The New Zealand Jewish Council is hitting out at the Mongrel Mob after a video surfaced of lifetime member Harry Tam saying "sieg heil" - a victory salute used by Nazis at political rallies.
The video, which was shared by the National Party on Wednesday, shows Tam speaking to a group of Mongrel Mob members about voting. He also uses the offensive phrase several times despite the Mongrel Mob Kingdom vowing to stop using it after the Christchurch terror attacks.
Spokesperson for the New Zealand Jewish Council Juliet Moses condemned Tam's comments on Friday.
"The Jewish Council is very disturbed to see the video of Harry Tam chanting the infamous Nazi salutation 'sieg heil'.
"Our community includes many people who lost members of their family in the Holocaust (some of those people are survivors themselves), worldwide the Jewish population is not yet back to pre-Holocaust levels, and we are enduring a resurgence in Nazi and white supremacist ideology, all of which makes this distressing," she said.
Moses said the video should be disturbing to all Kiwis, not just Jewish people.

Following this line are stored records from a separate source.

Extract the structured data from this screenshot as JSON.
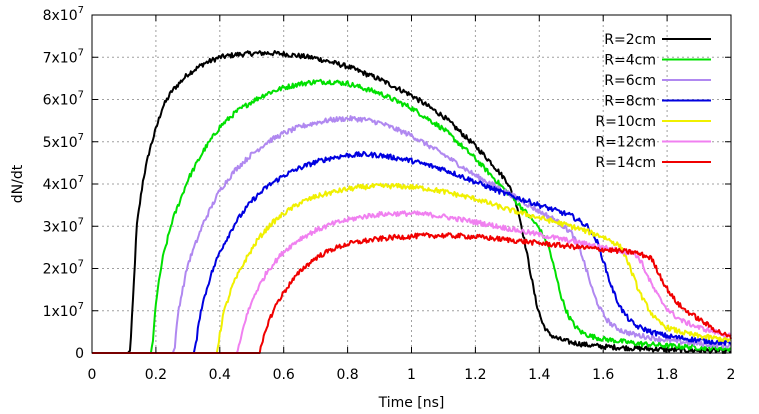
{
  "chart_data": {
    "type": "line",
    "xlabel": "Time [ns]",
    "ylabel": "dN/dt",
    "xlim": [
      0,
      2
    ],
    "ylim": [
      0,
      80000000
    ],
    "grid": true,
    "legend_position": "top-right",
    "x_ticks": [
      0,
      0.2,
      0.4,
      0.6,
      0.8,
      1,
      1.2,
      1.4,
      1.6,
      1.8,
      2
    ],
    "x_tick_labels": [
      "0",
      "0.2",
      "0.4",
      "0.6",
      "0.8",
      "1",
      "1.2",
      "1.4",
      "1.6",
      "1.8",
      "2"
    ],
    "y_ticks": [
      0,
      10000000,
      20000000,
      30000000,
      40000000,
      50000000,
      60000000,
      70000000,
      80000000
    ],
    "y_tick_labels": [
      {
        "mantissa": "0",
        "exponent": ""
      },
      {
        "mantissa": "1x10",
        "exponent": "7"
      },
      {
        "mantissa": "2x10",
        "exponent": "7"
      },
      {
        "mantissa": "3x10",
        "exponent": "7"
      },
      {
        "mantissa": "4x10",
        "exponent": "7"
      },
      {
        "mantissa": "5x10",
        "exponent": "7"
      },
      {
        "mantissa": "6x10",
        "exponent": "7"
      },
      {
        "mantissa": "7x10",
        "exponent": "7"
      },
      {
        "mantissa": "8x10",
        "exponent": "7"
      }
    ],
    "series": [
      {
        "name": "R=2cm",
        "color": "#000000",
        "x": [
          0,
          0.115,
          0.12,
          0.13,
          0.14,
          0.16,
          0.18,
          0.2,
          0.22,
          0.25,
          0.3,
          0.35,
          0.4,
          0.45,
          0.5,
          0.55,
          0.6,
          0.7,
          0.8,
          0.9,
          1.0,
          1.1,
          1.2,
          1.25,
          1.3,
          1.33,
          1.35,
          1.37,
          1.39,
          1.41,
          1.43,
          1.46,
          1.5,
          1.55,
          1.6,
          1.7,
          1.8,
          1.9,
          2.0
        ],
        "y": [
          0,
          0,
          1000000,
          15000000,
          30000000,
          41000000,
          48000000,
          53000000,
          58000000,
          62000000,
          66000000,
          68500000,
          70000000,
          70600000,
          70900000,
          71000000,
          70800000,
          69800000,
          67800000,
          64800000,
          61000000,
          56000000,
          49000000,
          45000000,
          40500000,
          35000000,
          28000000,
          20000000,
          12000000,
          7000000,
          4500000,
          3300000,
          2500000,
          1900000,
          1500000,
          1100000,
          800000,
          600000,
          400000
        ]
      },
      {
        "name": "R=4cm",
        "color": "#00e000",
        "x": [
          0,
          0.185,
          0.19,
          0.2,
          0.22,
          0.25,
          0.3,
          0.35,
          0.4,
          0.45,
          0.5,
          0.55,
          0.6,
          0.65,
          0.7,
          0.75,
          0.8,
          0.9,
          1.0,
          1.1,
          1.2,
          1.25,
          1.3,
          1.35,
          1.4,
          1.43,
          1.45,
          1.47,
          1.49,
          1.51,
          1.53,
          1.56,
          1.6,
          1.7,
          1.8,
          1.9,
          2.0
        ],
        "y": [
          0,
          0,
          2000000,
          12000000,
          22000000,
          31000000,
          41000000,
          48000000,
          53500000,
          57000000,
          59500000,
          61500000,
          62800000,
          63700000,
          64200000,
          64200000,
          63800000,
          61500000,
          58000000,
          53000000,
          46000000,
          42000000,
          38000000,
          34000000,
          29500000,
          25000000,
          19000000,
          13000000,
          9000000,
          6500000,
          5000000,
          4000000,
          3300000,
          2300000,
          1700000,
          1300000,
          1000000
        ]
      },
      {
        "name": "R=6cm",
        "color": "#b088f0",
        "x": [
          0,
          0.255,
          0.26,
          0.27,
          0.3,
          0.35,
          0.4,
          0.45,
          0.5,
          0.55,
          0.6,
          0.65,
          0.7,
          0.75,
          0.8,
          0.85,
          0.9,
          1.0,
          1.1,
          1.2,
          1.3,
          1.4,
          1.45,
          1.5,
          1.53,
          1.55,
          1.57,
          1.59,
          1.61,
          1.63,
          1.66,
          1.7,
          1.8,
          1.9,
          2.0
        ],
        "y": [
          0,
          0,
          2000000,
          10000000,
          21000000,
          31000000,
          38500000,
          43500000,
          47000000,
          50000000,
          52000000,
          53500000,
          54500000,
          55200000,
          55500000,
          55300000,
          54500000,
          51500000,
          47000000,
          42000000,
          38000000,
          33500000,
          31500000,
          28500000,
          24000000,
          19000000,
          14000000,
          10500000,
          8000000,
          6500000,
          5200000,
          4300000,
          3000000,
          2200000,
          1700000
        ]
      },
      {
        "name": "R=8cm",
        "color": "#0000e0",
        "x": [
          0,
          0.32,
          0.325,
          0.34,
          0.37,
          0.4,
          0.45,
          0.5,
          0.55,
          0.6,
          0.65,
          0.7,
          0.75,
          0.8,
          0.85,
          0.9,
          0.95,
          1.0,
          1.1,
          1.2,
          1.3,
          1.4,
          1.5,
          1.55,
          1.58,
          1.6,
          1.62,
          1.64,
          1.66,
          1.68,
          1.7,
          1.75,
          1.8,
          1.9,
          2.0
        ],
        "y": [
          0,
          0,
          2000000,
          10000000,
          18000000,
          24000000,
          31000000,
          36000000,
          39500000,
          42000000,
          43800000,
          45200000,
          46200000,
          46800000,
          47000000,
          46800000,
          46200000,
          45500000,
          43500000,
          40500000,
          37500000,
          35000000,
          32500000,
          30000000,
          26500000,
          22000000,
          17000000,
          13000000,
          10000000,
          8000000,
          6500000,
          5000000,
          4000000,
          3000000,
          2300000
        ]
      },
      {
        "name": "R=10cm",
        "color": "#f0f000",
        "x": [
          0,
          0.39,
          0.395,
          0.41,
          0.44,
          0.48,
          0.52,
          0.56,
          0.6,
          0.65,
          0.7,
          0.75,
          0.8,
          0.85,
          0.9,
          0.95,
          1.0,
          1.05,
          1.1,
          1.2,
          1.3,
          1.4,
          1.5,
          1.6,
          1.65,
          1.67,
          1.69,
          1.71,
          1.73,
          1.75,
          1.77,
          1.8,
          1.85,
          1.9,
          2.0
        ],
        "y": [
          0,
          0,
          2000000,
          9000000,
          16000000,
          22000000,
          27000000,
          30500000,
          33000000,
          35500000,
          37000000,
          38000000,
          38800000,
          39300000,
          39500000,
          39500000,
          39300000,
          38900000,
          38200000,
          36500000,
          34000000,
          32000000,
          30000000,
          27500000,
          25500000,
          23000000,
          19000000,
          15000000,
          12000000,
          9500000,
          7500000,
          6000000,
          4800000,
          4000000,
          3000000
        ]
      },
      {
        "name": "R=12cm",
        "color": "#f080f0",
        "x": [
          0,
          0.455,
          0.46,
          0.48,
          0.51,
          0.55,
          0.6,
          0.65,
          0.7,
          0.75,
          0.8,
          0.85,
          0.9,
          0.95,
          1.0,
          1.05,
          1.1,
          1.2,
          1.3,
          1.4,
          1.5,
          1.6,
          1.7,
          1.72,
          1.74,
          1.76,
          1.78,
          1.8,
          1.82,
          1.85,
          1.9,
          1.95,
          2.0
        ],
        "y": [
          0,
          0,
          1500000,
          8000000,
          14000000,
          19500000,
          24000000,
          27000000,
          29000000,
          30500000,
          31500000,
          32300000,
          32800000,
          33000000,
          33000000,
          32800000,
          32300000,
          31000000,
          29500000,
          28000000,
          26500000,
          25000000,
          23500000,
          21500000,
          18000000,
          15000000,
          12500000,
          10500000,
          9000000,
          7500000,
          6000000,
          5000000,
          4000000
        ]
      },
      {
        "name": "R=14cm",
        "color": "#f00000",
        "x": [
          0,
          0.525,
          0.53,
          0.55,
          0.58,
          0.62,
          0.66,
          0.7,
          0.75,
          0.8,
          0.85,
          0.9,
          0.95,
          1.0,
          1.05,
          1.1,
          1.15,
          1.2,
          1.3,
          1.4,
          1.5,
          1.6,
          1.7,
          1.75,
          1.77,
          1.79,
          1.81,
          1.83,
          1.85,
          1.88,
          1.91,
          1.94,
          1.97,
          2.0
        ],
        "y": [
          0,
          0,
          1500000,
          7000000,
          12000000,
          16500000,
          20000000,
          22500000,
          24500000,
          25800000,
          26500000,
          27000000,
          27400000,
          27600000,
          27800000,
          27800000,
          27700000,
          27500000,
          26800000,
          26000000,
          25200000,
          24500000,
          23800000,
          22500000,
          19500000,
          16500000,
          14000000,
          12000000,
          10500000,
          9000000,
          7500000,
          6000000,
          4700000,
          3600000
        ]
      }
    ]
  }
}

"It is hard to imagine why people, who themselves have presumably experienced racism and know something of the evil ideology that term represents and conjures, would chant this but it would suggest they do not have a vision of our country and values that are aligned with the Government's."
Labour MP Michael Wood also condemned Tam but wouldn't rule out continuing to fund a Mongrel Mob run meth rehabilitation programme.

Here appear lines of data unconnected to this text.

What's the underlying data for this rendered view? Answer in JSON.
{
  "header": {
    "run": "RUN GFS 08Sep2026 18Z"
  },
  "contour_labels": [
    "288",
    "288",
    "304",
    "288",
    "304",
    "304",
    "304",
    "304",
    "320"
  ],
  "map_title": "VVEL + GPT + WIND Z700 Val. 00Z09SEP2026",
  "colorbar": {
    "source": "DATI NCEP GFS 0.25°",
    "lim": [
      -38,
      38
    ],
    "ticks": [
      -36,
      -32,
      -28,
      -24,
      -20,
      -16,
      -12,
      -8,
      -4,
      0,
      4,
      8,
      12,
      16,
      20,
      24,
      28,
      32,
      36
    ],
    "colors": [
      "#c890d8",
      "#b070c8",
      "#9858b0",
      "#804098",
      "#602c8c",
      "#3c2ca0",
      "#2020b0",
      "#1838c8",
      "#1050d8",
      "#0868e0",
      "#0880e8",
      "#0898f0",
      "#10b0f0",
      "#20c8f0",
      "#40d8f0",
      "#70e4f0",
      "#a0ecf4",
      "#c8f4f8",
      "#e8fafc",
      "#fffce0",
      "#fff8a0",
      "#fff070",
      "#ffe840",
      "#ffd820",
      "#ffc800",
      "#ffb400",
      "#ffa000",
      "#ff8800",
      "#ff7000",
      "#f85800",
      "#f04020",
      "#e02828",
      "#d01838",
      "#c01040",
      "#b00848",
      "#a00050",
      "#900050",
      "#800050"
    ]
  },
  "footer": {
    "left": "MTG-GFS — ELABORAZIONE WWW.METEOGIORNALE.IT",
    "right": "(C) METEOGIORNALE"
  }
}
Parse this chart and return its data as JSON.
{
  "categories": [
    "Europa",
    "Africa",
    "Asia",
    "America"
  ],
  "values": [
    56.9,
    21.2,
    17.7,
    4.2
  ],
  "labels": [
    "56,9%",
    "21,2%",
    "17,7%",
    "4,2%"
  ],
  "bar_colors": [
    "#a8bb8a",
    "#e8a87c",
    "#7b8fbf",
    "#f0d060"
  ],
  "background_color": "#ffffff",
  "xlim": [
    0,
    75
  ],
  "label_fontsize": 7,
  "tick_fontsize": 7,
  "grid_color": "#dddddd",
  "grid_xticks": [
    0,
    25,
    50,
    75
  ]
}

"That's appalling if he said that. Anyone who makes that kind of comment should be condemned," Wood told The AM Show on Friday.
"Here is where we deal with the challenges of dealing with people on meth and other serious drugs. Sometimes to get to those people and to help them, you might need to work with some people who aren't exactly the upstanding paragons of virtue that you ideally would.

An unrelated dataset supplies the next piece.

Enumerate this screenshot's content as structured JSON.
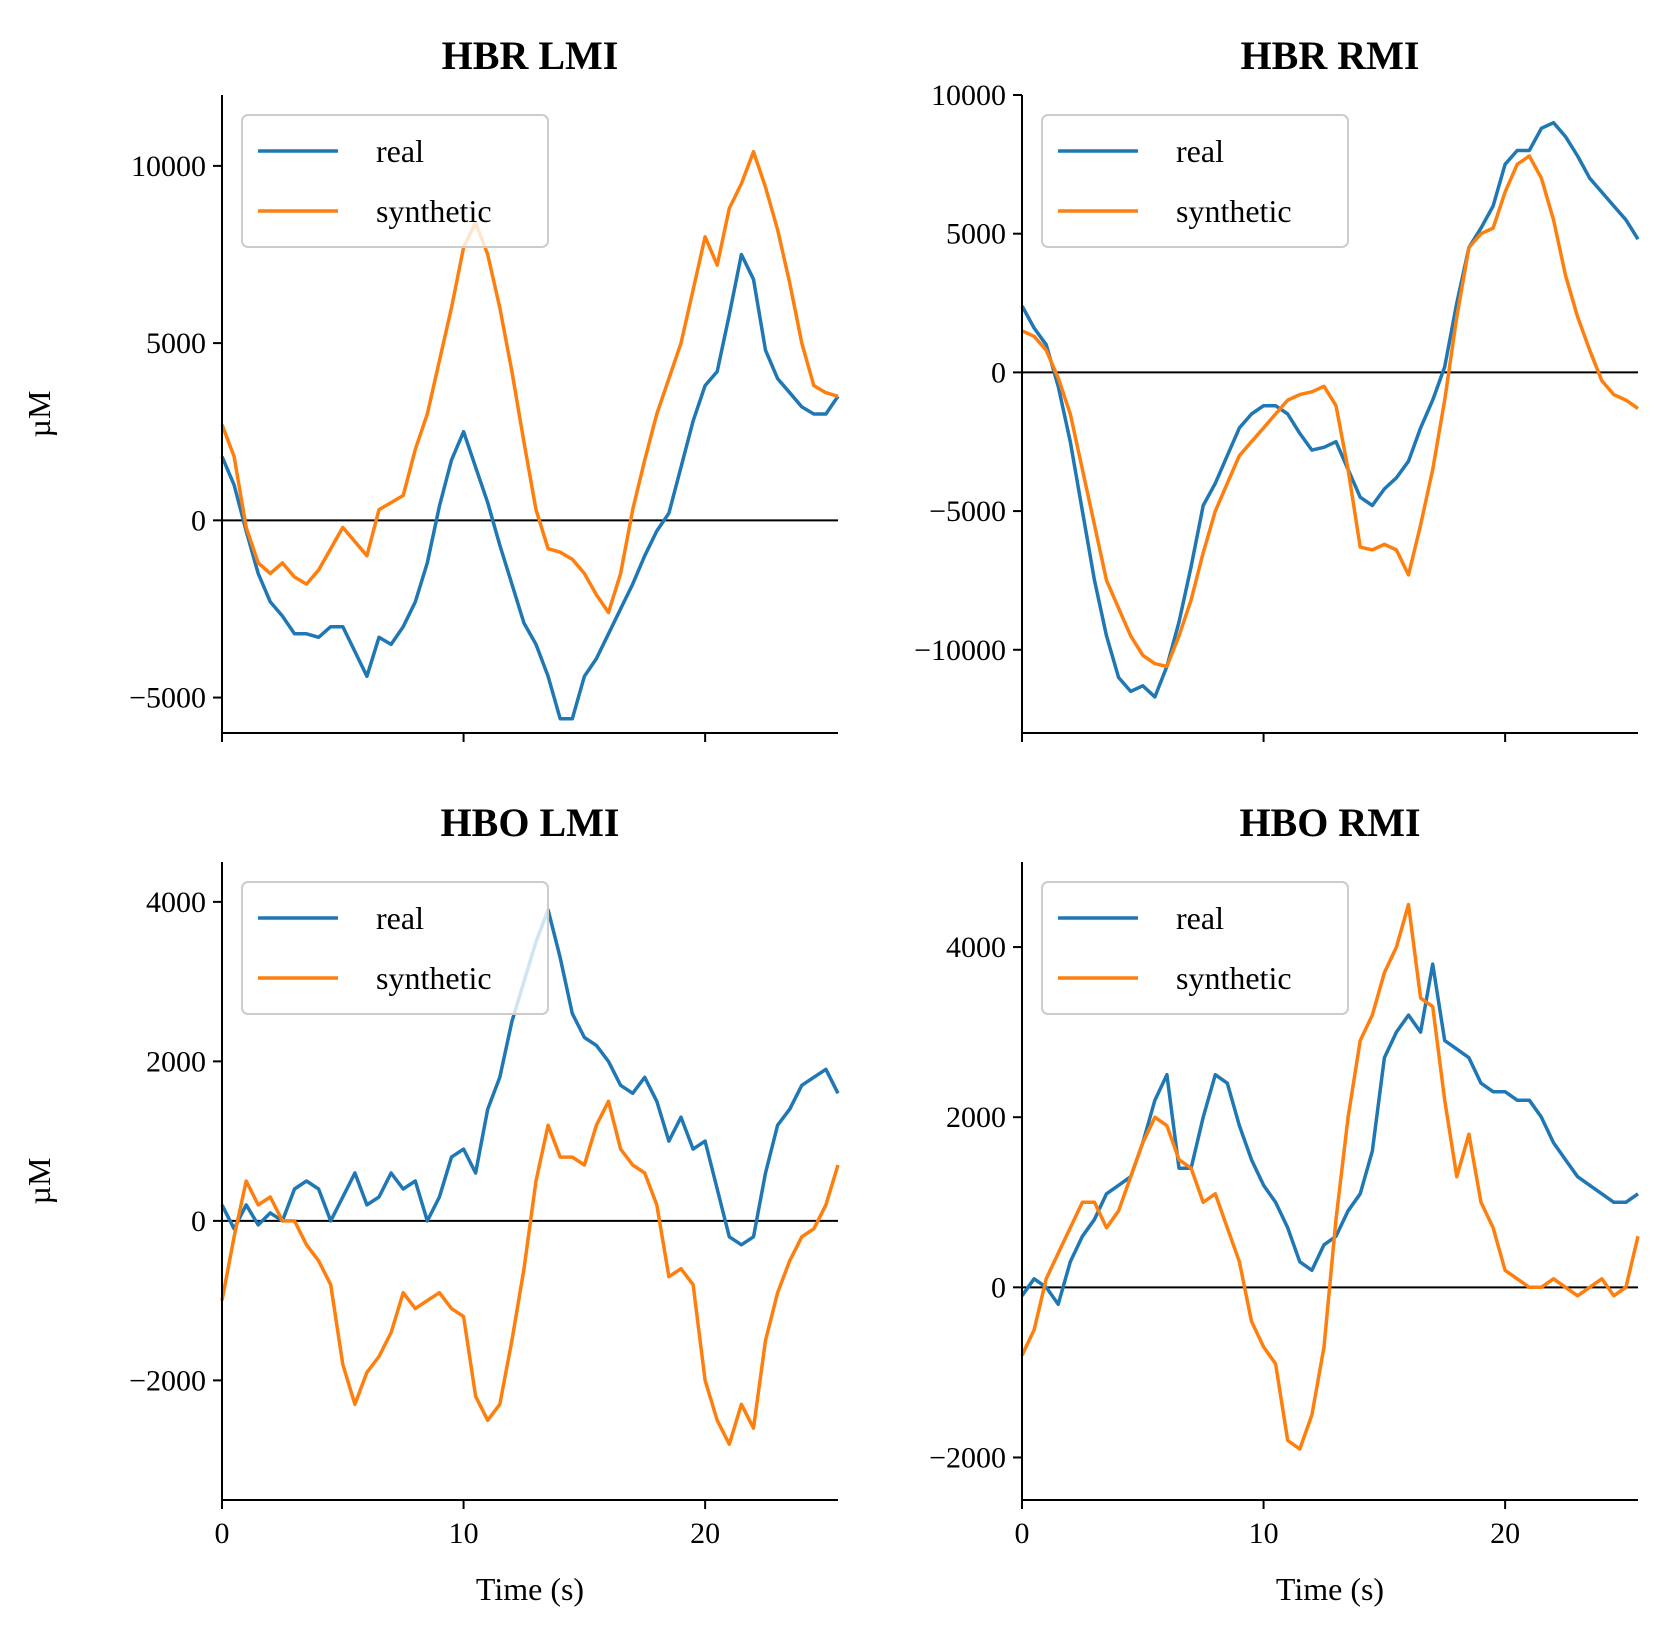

"The reality of this programme is it's a programme that's worked. It's got people off meth, 100 percent of people who have gone through it in the trial were drug-free at the end of it."
Two weeks ago Prime Minister Jacinda Ardern announced $2.75 million would be given from the Proceeds of Crime seized by police to the Kahukura programme, run by Hard2Reach, which aims to address drug-seeking behaviour through a live-in marae in Waipawa.
The move has been heavily criticised by The National Party who called it a "sick joke" in June.